PROTEÇÃO DA BIODIVERSIDADE
A arara-azul-grande retorna à lista de espécies Vulnerável à Extinção
Ministério do Meio Ambiente e Mudança do Clima reclassifica a espécie após impactos severos das queimadas no Pantanal.
A arara-azul-grande (Anodorhynchus hyacinthinus) voltou a ser classificada oficialmente como Vulnerável à Extinção. A medida, definida pelo Ministério do Meio Ambiente e Mudança do Clima e divulgada em junho de 2026, marca um retrocesso após mais de uma década fora da lista nacional de espécies ameaçadas, conforme constatado neste sábado, 11/07/2026.
A decisão técnica foi motivada por um conjunto de indicadores críticos, sendo os grandes incêndios no Pantanal o fator de maior impacto. Segundo Neiva Guedes, bióloga e fundadora do Instituto Arara Azul, houve uma redução de cerca de 60% em grupos monitorados por décadas, além de uma queda preocupante no sucesso reprodutivo das aves.
A espécie é altamente especializada e depende de recursos naturais específicos para alimentação e reprodução.

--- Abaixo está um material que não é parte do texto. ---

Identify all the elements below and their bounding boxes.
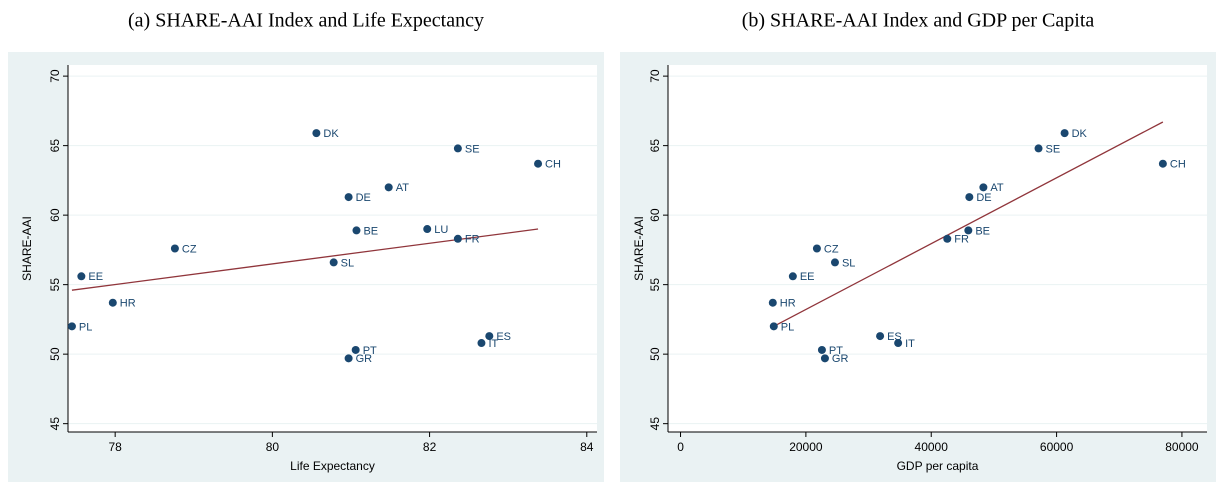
y-tick-label: 55 xyxy=(648,278,662,292)
point-label: HR xyxy=(120,298,136,310)
point xyxy=(788,272,797,281)
point xyxy=(352,226,361,235)
point-label: SE xyxy=(465,143,480,155)
fit-line xyxy=(773,121,1164,327)
point xyxy=(876,332,885,341)
point-label: CZ xyxy=(182,243,197,255)
x-tick-label: 60000 xyxy=(1040,440,1074,454)
x-tick-label: 0 xyxy=(677,440,684,454)
point xyxy=(965,193,974,202)
point xyxy=(344,354,353,363)
point-label: IT xyxy=(488,338,498,350)
point-label: PT xyxy=(363,345,377,357)
y-tick-label: 60 xyxy=(648,208,662,222)
point-label: FR xyxy=(465,234,480,246)
point-label: EE xyxy=(88,271,103,283)
point xyxy=(830,258,839,267)
point-label: IT xyxy=(905,338,915,350)
point-label: SE xyxy=(1046,143,1061,155)
point xyxy=(170,244,179,253)
point-label: FR xyxy=(954,234,969,246)
point xyxy=(67,322,76,331)
y-tick-label: 60 xyxy=(48,208,62,222)
x-tick-label: 20000 xyxy=(789,440,823,454)
y-axis-label: SHARE-AAI xyxy=(632,216,646,281)
point-label: HR xyxy=(780,298,796,310)
point xyxy=(943,234,952,243)
point xyxy=(1034,144,1043,153)
point xyxy=(534,159,543,168)
x-tick-label: 80 xyxy=(266,440,280,454)
plot-area xyxy=(68,65,597,432)
point xyxy=(812,244,821,253)
point xyxy=(1158,159,1167,168)
point xyxy=(1060,129,1069,138)
y-tick-label: 70 xyxy=(48,69,62,83)
point-label: CZ xyxy=(824,243,839,255)
point-label: GR xyxy=(356,353,373,365)
point-label: ES xyxy=(496,331,511,343)
y-tick-label: 65 xyxy=(648,139,662,153)
point-label: PT xyxy=(829,345,843,357)
point-label: BE xyxy=(975,225,990,237)
point-label: SL xyxy=(341,257,354,269)
point-label: PL xyxy=(781,321,794,333)
x-tick-label: 84 xyxy=(580,440,594,454)
point-label: LU xyxy=(434,224,448,236)
chart-title: (a) SHARE-AAI Index and Life Expectancy xyxy=(128,10,484,32)
point xyxy=(453,234,462,243)
point-label: CH xyxy=(1170,159,1186,171)
point xyxy=(769,322,778,331)
point xyxy=(108,298,117,307)
point-label: AT xyxy=(396,182,410,194)
point-label: DE xyxy=(976,192,991,204)
point-label: DK xyxy=(323,128,339,140)
point xyxy=(329,258,338,267)
y-tick-label: 70 xyxy=(648,69,662,83)
point xyxy=(384,183,393,192)
x-tick-label: 40000 xyxy=(915,440,949,454)
point xyxy=(453,144,462,153)
point xyxy=(344,193,353,202)
point xyxy=(485,332,494,341)
point-label: GR xyxy=(832,353,849,365)
point xyxy=(312,129,321,138)
y-tick-label: 65 xyxy=(48,139,62,153)
y-tick-label: 45 xyxy=(48,417,62,431)
y-axis-label: SHARE-AAI xyxy=(20,216,34,281)
point-label: SL xyxy=(842,257,855,269)
x-axis-label: Life Expectancy xyxy=(290,459,375,473)
point xyxy=(964,226,973,235)
y-tick-label: 45 xyxy=(648,417,662,431)
point xyxy=(817,345,826,354)
x-tick-label: 80000 xyxy=(1165,440,1199,454)
point xyxy=(820,354,829,363)
point xyxy=(477,339,486,348)
point-label: DE xyxy=(356,192,371,204)
point xyxy=(979,183,988,192)
point xyxy=(423,225,432,234)
plot-area xyxy=(668,65,1207,432)
chart-title: (b) SHARE-AAI Index and GDP per Capita xyxy=(742,10,1095,32)
point xyxy=(894,339,903,348)
point-label: DK xyxy=(1072,128,1088,140)
point-label: AT xyxy=(990,182,1004,194)
x-axis-label: GDP per capita xyxy=(897,459,979,473)
point-label: PL xyxy=(79,321,92,333)
point xyxy=(77,272,86,281)
point-label: BE xyxy=(363,225,378,237)
point-label: CH xyxy=(545,159,561,171)
y-tick-label: 55 xyxy=(48,278,62,292)
x-tick-label: 82 xyxy=(423,440,437,454)
x-tick-label: 78 xyxy=(108,440,122,454)
y-tick-label: 50 xyxy=(648,347,662,361)
point xyxy=(351,345,360,354)
y-tick-label: 50 xyxy=(48,347,62,361)
point xyxy=(768,298,777,307)
point-label: EE xyxy=(800,271,815,283)
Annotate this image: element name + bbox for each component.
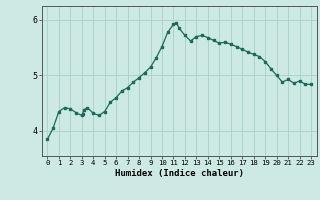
X-axis label: Humidex (Indice chaleur): Humidex (Indice chaleur) xyxy=(115,169,244,178)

Eventos climáticos extremos e o ciclo reprodutivo lento — que exige entre sete e nove anos para a maturidade — tornam a recuperação das populações um desafio contínuo.
Neiva Guedes ressalta que o retorno à lista não anula os avanços obtidos pelo trabalho de conservação iniciado em 1990. Pelo contrário, a situação atual serve como um alerta para a necessidade urgente de fortalecer políticas públicas, o combate a incêndios e a proteção do habitat contra o uso de agrotóxicos.
Com as projeções climáticas adversas associadas ao El Niño, a expectativa é que a nova classificação direcione esforços institucionais e científicos para evitar a perda definitiva de uma espécie fundamental para o equilíbrio ambiental do bioma.